I went on embarrassingly like that, presumably because I had a head of steam up, then I wrote: "Actually, maybe nostalgia is like training wheels for grief."
Eight days after I wrote those words, my dad called me from North Shore Hospital to say he'd "had a turn" in the night and been taken to hospital. He told me the doctors were talking about putting a pacemaker in, probably the following week. A few hours after that, the hospital called us in. An hour or so after that, he died.
I had approached my week of pleasure with extreme rigour. I didn't see it as a frivolity. It was a premeditated, predetermined attempt to extract maximum pleasure out of a particular period of time. How ridiculous.
I revoke my gratitude for nostalgia. I revoke my gratitude. I revoke this whole stupid project and the trivial, foolish pursuit of pleasure. Nothing is "training wheels for grief".

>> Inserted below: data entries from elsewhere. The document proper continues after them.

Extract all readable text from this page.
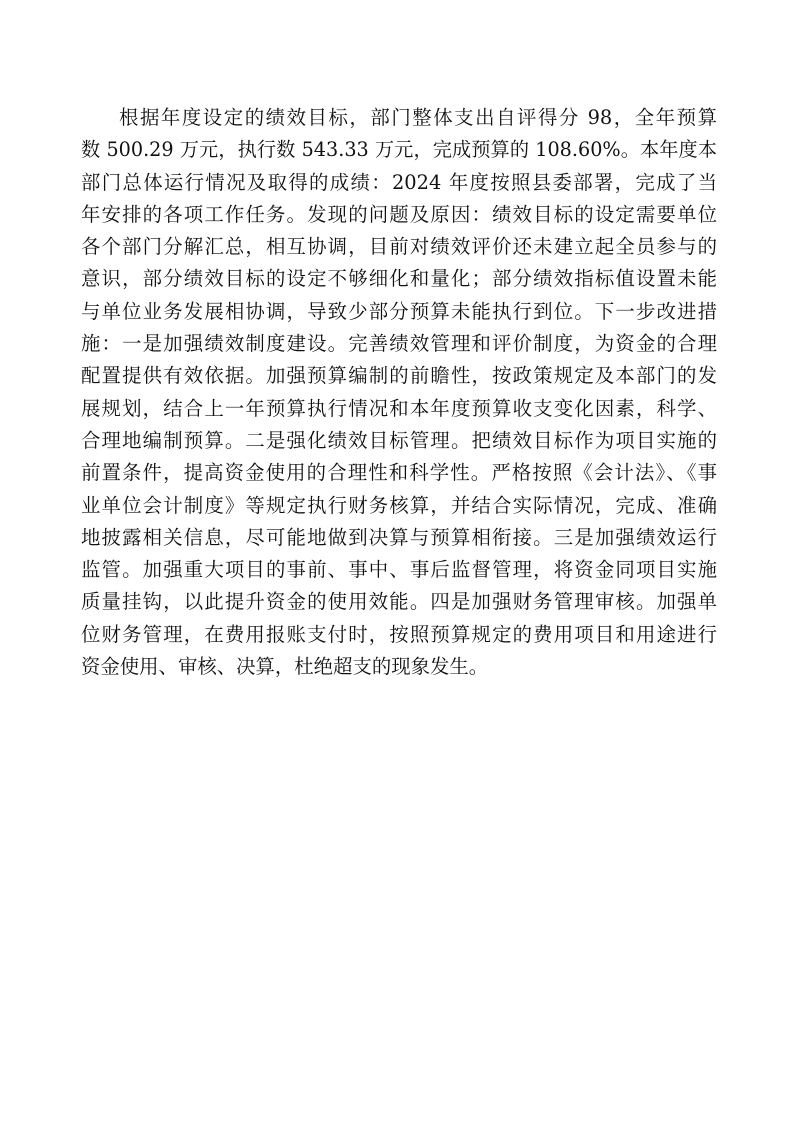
根据年度设定的绩效目标，部门整体支出自评得分 98，全年预算
数 500.29 万元，执行数 543.33 万元，完成预算的 108.60%。本年度本
部门总体运行情况及取得的成绩：2024 年度按照县委部署，完成了当
年安排的各项工作任务。发现的问题及原因：绩效目标的设定需要单位
各个部门分解汇总，相互协调，目前对绩效评价还未建立起全员参与的
意识，部分绩效目标的设定不够细化和量化；部分绩效指标值设置未能
与单位业务发展相协调，导致少部分预算未能执行到位。下一步改进措
施：一是加强绩效制度建设。完善绩效管理和评价制度，为资金的合理
配置提供有效依据。加强预算编制的前瞻性，按政策规定及本部门的发
展规划，结合上一年预算执行情况和本年度预算收支变化因素，科学、
合理地编制预算。二是强化绩效目标管理。把绩效目标作为项目实施的
前置条件，提高资金使用的合理性和科学性。严格按照《会计法》、《事
业单位会计制度》等规定执行财务核算，并结合实际情况，完成、准确
地披露相关信息，尽可能地做到决算与预算相衔接。三是加强绩效运行
监管。加强重大项目的事前、事中、事后监督管理，将资金同项目实施
质量挂钩，以此提升资金的使用效能。四是加强财务管理审核。加强单
位财务管理，在费用报账支付时，按照预算规定的费用项目和用途进行
资金使用、审核、决算，杜绝超支的现象发生。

After the children were in bed on Thursday night, exactly one week before my father died, I told my wife we were going to have a meaningful conversation: "Oh, greaaaat!" she said, sarcastically. "A meaningful conversation!"
We used a conversation-starting app from the Gottman Institute, founded by noted relationship expert John Gottman, who was made famous by his extensive appearance in the Malcolm Gladwell book Blink.
The app got us talking about our hopes for the future. We talked about Zanna's to start with, which were mostly about our children and that kind of thing, then for much longer about mine, which were mostly about becoming rich and lauded.
I enjoyed it but after 45 minutes I felt as if we both wanted to watch TV, so we did. This could have been an environmental issue, because we were sitting on the couch in the lounge, where we always watch TV.